Laudo técnico do TCE comprova descumprimento de acordo da Fhemig em cirurgias ortopédicas
A maquiagem no plano do governo Zema para justificar a entrega do Hospital Maria Amélia Lins (HMAL) para a inciativa privada teve mais um episódio que expõe a trama. A denúncia apresentada pelo Sind-Saúde/MG sobre a suposta ampliação de cirurgias ortopédicas na rede Fhemig foi confirmada por relatório de inspeção do Tribunal de Contas do Estado de Minas Gerais.

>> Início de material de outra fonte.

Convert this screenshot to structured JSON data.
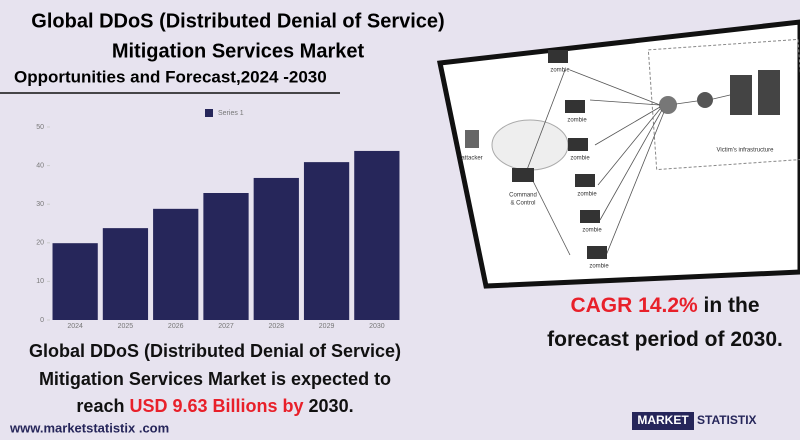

Na última quarta (11/03), foi publicado despacho conselheiro Licurgo Mourão que aponta o resultado inspeção realizada pela equipe técnica da Corte com três graves irregularidades no cumprimento da decisão cautelar que determinava a abertura de salas cirúrgicas e a ampliação do número de procedimentos ortopédicos.
Diante dos achados da inspeção, o Tribunal determinou a intimação da presidente da Fhemig, Renata Ferreira Leles Dias, para que apresente justificativas e esclarecimentos no prazo de dez dias.
O acordo com o TCE havia estabelecido que a Fhemig deveria garantir a abertura de seis salas cirúrgicas e capacidade mínima para realização de 300 cirurgias ortopédicas mensais, distribuídas em hospitais da rede.
No entanto, o relatório técnico identificou que:
• duas salas cirúrgicas não foram abertas no Hospital João XXIII;
• a primeira cirurgia ortopédica no Hospital Cristiano Machado ocorreu apenas em fevereiro de 2026;
• o número de procedimentos realizados em janeiro de 2026 pelas novas equipes foi de 204 cirurgias, abaixo das 300 mensais determinadas pelo Tribunal.
A verificação foi realizada após denúncia formal apresentada pelo Sind-Saúde/MG em janeiro de 2026, apontando que a decisão da Corte não vinha sendo cumprida pela gestão da fundação.
Para o Sind-Saúde/MG, o relatório confirma as denúncias feitas pelos trabalhadores da saúde e evidencia que o interesse primário do governo Zema era unicamente entregar ao setor privado os recursos da saúde, sem levar em conta a desassistência à população, o patrimônio material e cientifico que englobam o HMAL. O Sindicato classifica como mentirosas as declarações do governo e cobra a responsabilização daqueles que arquitetaram contra o serviço público, em ataque direto ao povo mineiro.
O Sindicato afirma que continuará acompanhando o caso e cobrando providências para assegurar o cumprimento das determinações do Tribunal e a garantia de atendimento adequado à população.